Sans anticipation, on se retrouve parfois avec une indivision paralysante, où un héritier souhaite vendre alors que les autres refusent, ce qui peut conduire à une procédure judiciaire de partage forcé.
La mise en place d’un pacte familial, d’un testament détaillé ou d’une donation‑partage équilibrée en amont réduit nettement ce risque, car le droit des successions et du patrimoine sert alors de cadre pour traduire juridiquement les accords familiaux. Un accompagnement par un avocat spécialisé permet aussi de gérer les contentieux déjà ouverts et de rechercher des solutions transactionnelles préservant l’exploitation.

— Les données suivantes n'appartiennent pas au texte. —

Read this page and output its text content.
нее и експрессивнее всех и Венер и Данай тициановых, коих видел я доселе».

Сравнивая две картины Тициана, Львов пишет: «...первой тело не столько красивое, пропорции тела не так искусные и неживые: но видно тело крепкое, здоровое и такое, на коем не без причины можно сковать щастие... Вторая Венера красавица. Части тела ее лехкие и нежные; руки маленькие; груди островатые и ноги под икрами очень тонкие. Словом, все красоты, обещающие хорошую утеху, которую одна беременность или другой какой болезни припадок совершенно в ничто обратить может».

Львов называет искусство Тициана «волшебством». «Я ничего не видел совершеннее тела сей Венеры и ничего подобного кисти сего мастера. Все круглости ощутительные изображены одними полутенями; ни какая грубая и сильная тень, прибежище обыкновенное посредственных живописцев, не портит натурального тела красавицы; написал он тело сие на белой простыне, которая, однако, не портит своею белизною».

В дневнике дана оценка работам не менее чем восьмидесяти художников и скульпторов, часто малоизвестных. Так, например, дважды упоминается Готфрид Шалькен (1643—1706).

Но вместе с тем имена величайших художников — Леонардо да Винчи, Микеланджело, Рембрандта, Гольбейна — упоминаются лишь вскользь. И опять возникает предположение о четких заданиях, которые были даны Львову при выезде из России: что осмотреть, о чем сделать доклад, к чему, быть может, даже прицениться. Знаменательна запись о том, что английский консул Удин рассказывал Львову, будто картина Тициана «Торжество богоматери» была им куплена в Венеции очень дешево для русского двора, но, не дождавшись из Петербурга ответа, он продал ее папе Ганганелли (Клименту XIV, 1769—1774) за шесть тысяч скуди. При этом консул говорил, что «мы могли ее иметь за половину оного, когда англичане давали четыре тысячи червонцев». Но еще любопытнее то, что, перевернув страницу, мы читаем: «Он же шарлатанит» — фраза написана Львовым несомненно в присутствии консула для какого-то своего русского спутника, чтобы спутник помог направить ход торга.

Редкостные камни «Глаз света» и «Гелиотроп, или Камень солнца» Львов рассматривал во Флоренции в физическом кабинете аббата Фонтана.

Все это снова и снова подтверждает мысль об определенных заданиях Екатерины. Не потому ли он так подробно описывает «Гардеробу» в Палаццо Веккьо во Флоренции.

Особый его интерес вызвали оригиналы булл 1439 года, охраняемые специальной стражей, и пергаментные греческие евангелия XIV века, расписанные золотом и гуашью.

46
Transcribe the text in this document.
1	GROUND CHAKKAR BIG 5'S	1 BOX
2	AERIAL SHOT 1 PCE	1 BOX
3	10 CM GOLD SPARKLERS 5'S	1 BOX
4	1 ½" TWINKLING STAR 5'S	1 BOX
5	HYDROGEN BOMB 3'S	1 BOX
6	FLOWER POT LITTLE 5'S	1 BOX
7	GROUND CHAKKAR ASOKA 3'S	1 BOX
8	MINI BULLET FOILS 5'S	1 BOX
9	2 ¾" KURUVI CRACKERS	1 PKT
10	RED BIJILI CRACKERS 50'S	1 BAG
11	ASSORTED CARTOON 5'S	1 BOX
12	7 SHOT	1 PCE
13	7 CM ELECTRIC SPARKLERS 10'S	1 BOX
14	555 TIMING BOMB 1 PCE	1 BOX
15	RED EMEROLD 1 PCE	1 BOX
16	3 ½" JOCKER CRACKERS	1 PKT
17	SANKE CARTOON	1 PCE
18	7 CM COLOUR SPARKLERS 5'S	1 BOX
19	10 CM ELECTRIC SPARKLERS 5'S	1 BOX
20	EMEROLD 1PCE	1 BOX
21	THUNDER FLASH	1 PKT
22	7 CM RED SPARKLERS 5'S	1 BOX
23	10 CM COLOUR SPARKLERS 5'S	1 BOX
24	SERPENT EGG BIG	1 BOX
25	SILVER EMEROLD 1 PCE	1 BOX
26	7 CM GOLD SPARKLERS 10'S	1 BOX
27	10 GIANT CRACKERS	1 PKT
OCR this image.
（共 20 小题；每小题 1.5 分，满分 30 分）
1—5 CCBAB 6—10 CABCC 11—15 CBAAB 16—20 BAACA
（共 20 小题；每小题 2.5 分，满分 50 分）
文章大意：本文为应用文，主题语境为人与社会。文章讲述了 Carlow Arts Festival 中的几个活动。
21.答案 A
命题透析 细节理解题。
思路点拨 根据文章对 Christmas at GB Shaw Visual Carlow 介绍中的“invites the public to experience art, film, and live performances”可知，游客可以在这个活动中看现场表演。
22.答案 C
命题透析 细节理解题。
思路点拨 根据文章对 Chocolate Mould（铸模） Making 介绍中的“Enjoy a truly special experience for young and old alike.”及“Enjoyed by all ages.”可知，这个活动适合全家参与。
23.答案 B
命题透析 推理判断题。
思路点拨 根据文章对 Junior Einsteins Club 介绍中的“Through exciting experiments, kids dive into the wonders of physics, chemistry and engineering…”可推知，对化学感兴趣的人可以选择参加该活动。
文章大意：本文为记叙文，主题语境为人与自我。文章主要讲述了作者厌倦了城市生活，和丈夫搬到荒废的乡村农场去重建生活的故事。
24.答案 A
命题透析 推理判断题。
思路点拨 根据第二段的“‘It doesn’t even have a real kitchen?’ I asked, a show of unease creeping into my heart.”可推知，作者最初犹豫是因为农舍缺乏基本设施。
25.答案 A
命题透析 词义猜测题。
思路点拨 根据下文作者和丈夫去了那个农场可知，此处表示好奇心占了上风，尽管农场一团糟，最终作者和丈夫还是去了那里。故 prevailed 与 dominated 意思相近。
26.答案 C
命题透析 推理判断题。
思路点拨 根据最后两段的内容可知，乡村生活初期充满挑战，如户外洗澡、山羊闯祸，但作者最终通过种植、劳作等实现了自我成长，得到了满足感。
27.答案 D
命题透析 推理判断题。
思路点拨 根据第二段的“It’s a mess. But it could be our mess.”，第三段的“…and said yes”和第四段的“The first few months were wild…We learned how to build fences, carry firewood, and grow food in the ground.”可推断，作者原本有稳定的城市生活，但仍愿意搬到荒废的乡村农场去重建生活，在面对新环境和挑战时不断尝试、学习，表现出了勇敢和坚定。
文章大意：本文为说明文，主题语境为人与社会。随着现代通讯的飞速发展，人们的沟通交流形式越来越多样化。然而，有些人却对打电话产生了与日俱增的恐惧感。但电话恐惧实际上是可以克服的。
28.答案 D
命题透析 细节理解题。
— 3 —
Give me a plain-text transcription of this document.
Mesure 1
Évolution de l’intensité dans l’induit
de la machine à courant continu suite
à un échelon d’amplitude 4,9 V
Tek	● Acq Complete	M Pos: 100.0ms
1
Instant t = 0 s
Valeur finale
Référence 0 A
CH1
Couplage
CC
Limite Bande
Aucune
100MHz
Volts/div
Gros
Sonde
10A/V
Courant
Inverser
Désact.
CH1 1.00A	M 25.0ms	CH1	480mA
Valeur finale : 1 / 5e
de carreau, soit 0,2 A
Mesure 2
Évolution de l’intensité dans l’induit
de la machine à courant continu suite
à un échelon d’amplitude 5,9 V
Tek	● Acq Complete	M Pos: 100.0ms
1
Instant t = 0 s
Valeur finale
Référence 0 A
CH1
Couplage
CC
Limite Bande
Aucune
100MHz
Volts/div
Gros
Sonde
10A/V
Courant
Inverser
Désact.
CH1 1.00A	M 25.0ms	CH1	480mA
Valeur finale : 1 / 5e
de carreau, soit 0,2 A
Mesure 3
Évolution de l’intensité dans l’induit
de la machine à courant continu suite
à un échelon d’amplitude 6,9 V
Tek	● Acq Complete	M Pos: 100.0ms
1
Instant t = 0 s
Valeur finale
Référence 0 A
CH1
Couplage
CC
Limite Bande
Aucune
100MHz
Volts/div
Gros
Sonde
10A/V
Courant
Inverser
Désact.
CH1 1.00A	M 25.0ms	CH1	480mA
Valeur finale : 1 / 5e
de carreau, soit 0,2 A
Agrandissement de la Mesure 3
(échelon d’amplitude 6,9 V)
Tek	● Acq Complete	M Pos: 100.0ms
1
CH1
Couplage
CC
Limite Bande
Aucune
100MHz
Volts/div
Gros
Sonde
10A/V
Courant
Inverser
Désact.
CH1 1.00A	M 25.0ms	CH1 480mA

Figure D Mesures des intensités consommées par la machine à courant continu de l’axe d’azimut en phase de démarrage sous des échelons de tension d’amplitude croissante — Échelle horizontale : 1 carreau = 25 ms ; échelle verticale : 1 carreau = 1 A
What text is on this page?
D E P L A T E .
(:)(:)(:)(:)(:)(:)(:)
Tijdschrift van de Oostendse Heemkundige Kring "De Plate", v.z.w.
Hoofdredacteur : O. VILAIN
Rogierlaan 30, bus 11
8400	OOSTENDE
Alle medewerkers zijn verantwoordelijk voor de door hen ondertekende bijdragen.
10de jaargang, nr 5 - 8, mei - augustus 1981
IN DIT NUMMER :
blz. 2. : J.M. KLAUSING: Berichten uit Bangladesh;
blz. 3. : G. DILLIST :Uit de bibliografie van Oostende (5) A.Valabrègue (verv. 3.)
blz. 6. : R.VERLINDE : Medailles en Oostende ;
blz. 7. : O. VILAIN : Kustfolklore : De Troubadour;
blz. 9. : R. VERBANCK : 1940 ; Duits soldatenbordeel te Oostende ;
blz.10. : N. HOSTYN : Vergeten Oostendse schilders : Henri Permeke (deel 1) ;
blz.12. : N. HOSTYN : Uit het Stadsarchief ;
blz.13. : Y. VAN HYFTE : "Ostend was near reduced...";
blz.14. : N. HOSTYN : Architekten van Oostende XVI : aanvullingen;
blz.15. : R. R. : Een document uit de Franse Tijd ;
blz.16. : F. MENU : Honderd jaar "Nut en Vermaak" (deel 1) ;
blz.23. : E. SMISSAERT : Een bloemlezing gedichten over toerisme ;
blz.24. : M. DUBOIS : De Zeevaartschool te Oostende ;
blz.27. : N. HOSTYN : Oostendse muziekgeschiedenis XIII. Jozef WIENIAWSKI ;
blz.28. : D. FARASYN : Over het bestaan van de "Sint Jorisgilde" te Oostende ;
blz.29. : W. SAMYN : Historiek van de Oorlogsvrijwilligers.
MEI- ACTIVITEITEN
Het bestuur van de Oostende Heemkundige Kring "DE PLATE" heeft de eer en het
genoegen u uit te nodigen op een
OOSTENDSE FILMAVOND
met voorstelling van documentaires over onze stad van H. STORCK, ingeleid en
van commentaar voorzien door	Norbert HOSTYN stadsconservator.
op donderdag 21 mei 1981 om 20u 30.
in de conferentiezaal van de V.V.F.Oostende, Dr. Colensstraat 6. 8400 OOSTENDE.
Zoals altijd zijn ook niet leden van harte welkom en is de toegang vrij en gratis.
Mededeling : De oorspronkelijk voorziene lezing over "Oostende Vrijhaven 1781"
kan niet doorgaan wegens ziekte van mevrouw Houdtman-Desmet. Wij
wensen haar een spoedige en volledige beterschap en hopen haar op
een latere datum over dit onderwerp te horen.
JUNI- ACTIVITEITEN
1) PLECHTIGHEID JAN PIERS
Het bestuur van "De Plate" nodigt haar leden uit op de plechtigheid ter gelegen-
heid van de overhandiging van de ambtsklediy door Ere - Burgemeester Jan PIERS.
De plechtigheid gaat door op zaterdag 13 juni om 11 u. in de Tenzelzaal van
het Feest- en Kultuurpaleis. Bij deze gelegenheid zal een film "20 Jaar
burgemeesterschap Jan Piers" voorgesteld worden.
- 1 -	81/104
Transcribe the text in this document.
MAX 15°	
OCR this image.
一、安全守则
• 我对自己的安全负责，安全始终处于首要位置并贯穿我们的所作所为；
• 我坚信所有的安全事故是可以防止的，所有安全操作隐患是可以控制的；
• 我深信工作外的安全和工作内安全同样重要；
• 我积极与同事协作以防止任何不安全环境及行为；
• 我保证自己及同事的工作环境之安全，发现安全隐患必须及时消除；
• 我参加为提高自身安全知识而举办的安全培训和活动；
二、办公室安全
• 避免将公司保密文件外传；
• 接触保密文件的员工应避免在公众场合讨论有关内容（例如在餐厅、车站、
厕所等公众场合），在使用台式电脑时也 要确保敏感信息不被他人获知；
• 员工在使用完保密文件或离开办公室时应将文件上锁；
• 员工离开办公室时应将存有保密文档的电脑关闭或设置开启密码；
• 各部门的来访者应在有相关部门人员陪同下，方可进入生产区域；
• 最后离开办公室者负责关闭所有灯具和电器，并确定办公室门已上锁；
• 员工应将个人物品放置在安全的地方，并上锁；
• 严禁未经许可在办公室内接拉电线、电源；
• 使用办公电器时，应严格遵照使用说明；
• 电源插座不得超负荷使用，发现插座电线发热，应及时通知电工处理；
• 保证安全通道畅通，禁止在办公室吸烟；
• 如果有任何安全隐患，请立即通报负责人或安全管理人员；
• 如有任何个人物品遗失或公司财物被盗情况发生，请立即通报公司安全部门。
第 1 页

Bonnes pratiques pour préparer la transmission de votre domaine viticole
Pour utiliser pleinement le droit des successions et du patrimoine au service de votre domaine, certaines étapes pratiques sont particulièrement utiles.
Voici quelques réflexes à adopter :
- Faire réaliser un bilan patrimonial complet du domaine, incluant foncier, bâtiments, stocks, marque éventuelle et dettes.
- Identifier clairement les héritiers qui envisagent une reprise et ceux qui souhaitent plutôt une compensation financière.
- Étudier les options de donation, donation‑partage et baux ruraux à long terme pour profiter des régimes fiscaux de faveur.
- Vérifier la pertinence d’une structuration en société pour dissocier foncier et exploitation.
- Formaliser les décisions dans un testament ou des actes notariés cohérents avec les objectifs familiaux et économiques.
Une démarche progressive, entamée plusieurs années avant la transmission, permet d’éviter les décisions précipitées après un décès.